No child left behind due to hearing loss
Sergei Kochkin, Ph.D. - Better Hearing Institute, Washington, DC
Too many children in America's schools are being left behind simply because they aren't getting adequate help for hearing loss.
Even mild hearing loss can cause serious problems for children. Yet, hearing problems remain one of the most commonly under-recognized and under-addressed issues in the classroom today.
When educators, parents, and pediatricians underestimate the impact of mild or unilateral (affecting only one ear) hearing loss on a child, the child is left vulnerable to a wide range of social, emotional, behavioral, and academic problems.
Early manifestations of a child's hearing problem can begin as an unexplained downward slide in either school performance or behavior, oftentimes being mistaken for other conditions such as attention deficit disorder (ADD). But hearing problems can quickly grow into much larger issues when a child's adult support network-both inside and outside of the classroom-either doesn't recognize the problem or minimizes its impact on the child.
According to a study conducted by the Better Hearing Institute (BHI), hearing loss leaves children vulnerable to a myriad of problems that can filter into virtually every aspect of their lives. According to three out of four parents of children with hearing loss, common problem areas include social skills (52%), speech and language development (51%), grades in school (50%), emotional health (42%), relationships with peers (38%), self-esteem (37%), and relationships with family (36%).
A large part of the problem is that many parents either don't recognize their child's hearing problem, minimize it, or have been given misinformation regarding what can be done about it. In fact, according to the BHI study, four in ten parents were told that their child did not need amplification because they had hearing loss in only one ear. Two in ten parents were mistakenly told that their child could not be helped because they had high frequency hearing loss. And 20 percent were told they could not be helped because they had a low frequency hearing loss.
Perhaps most alarming, however, 32 percent of the parents surveyed cited embarrassment or other social stigma issues as the reason their child did not use a hearing aid. As a result, only about 12 percent of children under the age of 18 with hearing loss who would benefit from hearing aids are using them. The study also found no evidence of the use of any form of hearing assistance for these children in the classroom (e.g. FM systems, hearing aids, speakers), other than front-row seating.
For these reasons, it is incumbent upon educators to stay alert to the signs of hearing loss in children. If a teacher suspects that a child is having difficulty hearing, the educator should bring it to the attention of the child's parents and school administrators so the child can undergo a thorough hearing assessment by an audiologist. Signs of a child's unaddressed hearing loss in the classroom are frequently associated with attention, behavior, and language skills. For example, a child with unaddressed hearing loss may not seem to pay attention to instructions; may have a short attention span; might drift off or daydream frequently; could be easily distracted; might have trouble with phonics, spelling, articulation, and reading/language arts; may seem to lack the motivation to learn; could exhibit either overactive or aimless behaviors; might act in an aggressive or withdrawn manner; and may frequently shows excessive fear or anxiety.
By no means does the solution to the problem of unaddressed hearing loss in America's children lie solely with teachers.
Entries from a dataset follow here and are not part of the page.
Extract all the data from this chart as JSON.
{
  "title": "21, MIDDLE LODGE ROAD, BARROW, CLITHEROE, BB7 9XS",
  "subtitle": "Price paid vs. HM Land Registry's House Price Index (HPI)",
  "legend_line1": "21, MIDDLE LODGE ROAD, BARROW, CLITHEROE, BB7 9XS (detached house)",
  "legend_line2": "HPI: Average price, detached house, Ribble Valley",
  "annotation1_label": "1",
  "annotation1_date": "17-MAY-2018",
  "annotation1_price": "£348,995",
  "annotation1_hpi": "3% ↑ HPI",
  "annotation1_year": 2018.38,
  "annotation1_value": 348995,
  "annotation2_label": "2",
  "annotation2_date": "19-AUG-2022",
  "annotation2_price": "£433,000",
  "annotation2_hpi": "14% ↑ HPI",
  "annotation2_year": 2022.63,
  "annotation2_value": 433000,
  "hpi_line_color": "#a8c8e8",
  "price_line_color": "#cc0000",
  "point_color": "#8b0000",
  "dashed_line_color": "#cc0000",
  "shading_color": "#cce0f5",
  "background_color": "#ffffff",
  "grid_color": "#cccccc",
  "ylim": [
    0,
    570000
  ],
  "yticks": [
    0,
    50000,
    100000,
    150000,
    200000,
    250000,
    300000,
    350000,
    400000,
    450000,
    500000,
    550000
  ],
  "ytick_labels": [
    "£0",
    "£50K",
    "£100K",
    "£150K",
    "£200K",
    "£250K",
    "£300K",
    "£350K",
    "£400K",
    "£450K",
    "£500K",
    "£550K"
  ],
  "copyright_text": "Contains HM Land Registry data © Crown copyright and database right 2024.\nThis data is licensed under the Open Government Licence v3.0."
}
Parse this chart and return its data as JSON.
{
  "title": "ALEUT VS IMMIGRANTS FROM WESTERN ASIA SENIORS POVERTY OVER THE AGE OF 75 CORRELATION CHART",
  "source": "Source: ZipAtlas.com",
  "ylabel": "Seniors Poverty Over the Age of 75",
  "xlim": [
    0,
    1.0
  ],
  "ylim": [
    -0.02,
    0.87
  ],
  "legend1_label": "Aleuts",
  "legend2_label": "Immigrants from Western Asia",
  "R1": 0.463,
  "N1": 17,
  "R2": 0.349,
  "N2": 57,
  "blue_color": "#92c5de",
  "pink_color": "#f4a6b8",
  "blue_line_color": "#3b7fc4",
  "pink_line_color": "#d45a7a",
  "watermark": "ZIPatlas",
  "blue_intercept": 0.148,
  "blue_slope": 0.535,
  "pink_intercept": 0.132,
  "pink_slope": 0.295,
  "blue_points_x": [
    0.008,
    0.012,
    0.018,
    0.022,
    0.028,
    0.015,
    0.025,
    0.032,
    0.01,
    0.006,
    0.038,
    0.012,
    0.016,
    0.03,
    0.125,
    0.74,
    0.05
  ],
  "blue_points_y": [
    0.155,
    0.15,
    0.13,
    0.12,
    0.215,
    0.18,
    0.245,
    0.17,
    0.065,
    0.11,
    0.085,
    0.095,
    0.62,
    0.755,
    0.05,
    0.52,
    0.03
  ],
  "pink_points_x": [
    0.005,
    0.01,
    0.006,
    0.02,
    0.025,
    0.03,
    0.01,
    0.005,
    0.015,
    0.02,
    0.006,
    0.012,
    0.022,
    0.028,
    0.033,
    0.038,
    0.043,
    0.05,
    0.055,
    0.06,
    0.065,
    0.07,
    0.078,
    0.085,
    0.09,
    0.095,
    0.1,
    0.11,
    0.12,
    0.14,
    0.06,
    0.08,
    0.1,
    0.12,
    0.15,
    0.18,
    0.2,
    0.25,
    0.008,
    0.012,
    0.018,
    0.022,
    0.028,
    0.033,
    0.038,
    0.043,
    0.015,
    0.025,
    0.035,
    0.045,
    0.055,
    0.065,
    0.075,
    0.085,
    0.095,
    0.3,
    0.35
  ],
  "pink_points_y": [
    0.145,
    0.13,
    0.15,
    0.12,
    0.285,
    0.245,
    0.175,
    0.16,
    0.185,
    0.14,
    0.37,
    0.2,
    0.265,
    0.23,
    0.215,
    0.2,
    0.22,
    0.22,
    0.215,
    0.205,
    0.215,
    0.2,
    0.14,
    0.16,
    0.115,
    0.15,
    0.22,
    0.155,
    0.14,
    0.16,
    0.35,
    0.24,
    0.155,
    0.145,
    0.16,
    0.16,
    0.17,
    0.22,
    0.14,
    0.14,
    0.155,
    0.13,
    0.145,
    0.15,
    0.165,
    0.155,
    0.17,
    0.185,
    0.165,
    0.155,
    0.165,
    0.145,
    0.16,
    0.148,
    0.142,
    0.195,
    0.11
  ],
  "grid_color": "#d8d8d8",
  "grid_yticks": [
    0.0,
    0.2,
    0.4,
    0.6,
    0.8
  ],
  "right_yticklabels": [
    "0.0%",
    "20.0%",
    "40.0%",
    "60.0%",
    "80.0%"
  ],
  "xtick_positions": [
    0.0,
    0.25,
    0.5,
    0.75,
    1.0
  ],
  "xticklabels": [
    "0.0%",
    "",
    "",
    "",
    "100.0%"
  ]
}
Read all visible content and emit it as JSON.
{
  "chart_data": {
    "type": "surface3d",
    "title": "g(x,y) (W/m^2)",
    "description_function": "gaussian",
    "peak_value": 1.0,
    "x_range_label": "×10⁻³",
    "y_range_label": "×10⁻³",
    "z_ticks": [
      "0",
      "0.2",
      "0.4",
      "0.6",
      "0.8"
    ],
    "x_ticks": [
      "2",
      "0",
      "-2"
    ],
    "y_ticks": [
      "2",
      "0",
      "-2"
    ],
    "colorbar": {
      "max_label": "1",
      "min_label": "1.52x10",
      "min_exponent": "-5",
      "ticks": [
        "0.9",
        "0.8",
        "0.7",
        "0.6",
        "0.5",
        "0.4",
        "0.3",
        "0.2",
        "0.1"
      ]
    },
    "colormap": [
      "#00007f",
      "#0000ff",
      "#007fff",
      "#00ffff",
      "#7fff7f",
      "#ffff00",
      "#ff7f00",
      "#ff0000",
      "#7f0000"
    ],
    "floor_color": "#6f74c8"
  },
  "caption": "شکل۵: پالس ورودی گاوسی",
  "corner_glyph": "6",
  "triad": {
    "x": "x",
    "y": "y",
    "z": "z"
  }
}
Parents, pediatricians, school administrators, and policymakers need to be educated on the issue.
But there are low-cost measures that teachers can take in their own classrooms to help these children as well. Most teachers can take the following steps on their own:
- Teach children to create good listening environments by making eye contact, reducing distance, taking turns speaking, and reducing the noise they themselves make.
- Make sure the child is not sitting near sources of noise-such as the heating and cooling system, hallways, or the playground. And when applicable, seat the child in the front of the row with his better ear toward the teacher.
- Let the child move around the classroom if it enables him or her to better see the speaker.
- Assign someone who can help the child with note taking.
- Make every effort to speak slowly and clearly.
- Always speak toward the class, even when writing on the board. Don't turn away or cover your mouth while speaking.
- Write down key words or visual aids related to the lesson on the board.
- Always write assignments on the board so the child can copy them down.
- Rephrase things. If the child doesn't understand something, say it again in a different way.
- Encourage schools to install sound field systems in classrooms. These systems amplify the teacher's voice, which is then delivered through speakers strategically placed in the classroom-something that benefits all the children so they all can hear equally well, no matter where they are sitting.
Too many children in America are being left behind because too many adults either underestimate the impact of mild and unilateral hearing loss on children or aren't educated enough to assess the difference between behaviors caused by hearing loss and those caused by other conditions.
Educators, policy makers, healthcare providers, and parents must thoroughly address the issue of hearing loss in children if we are to allow these children a fair and equitable opportunity for success. We all are responsible for better serving America's children with hearing loss.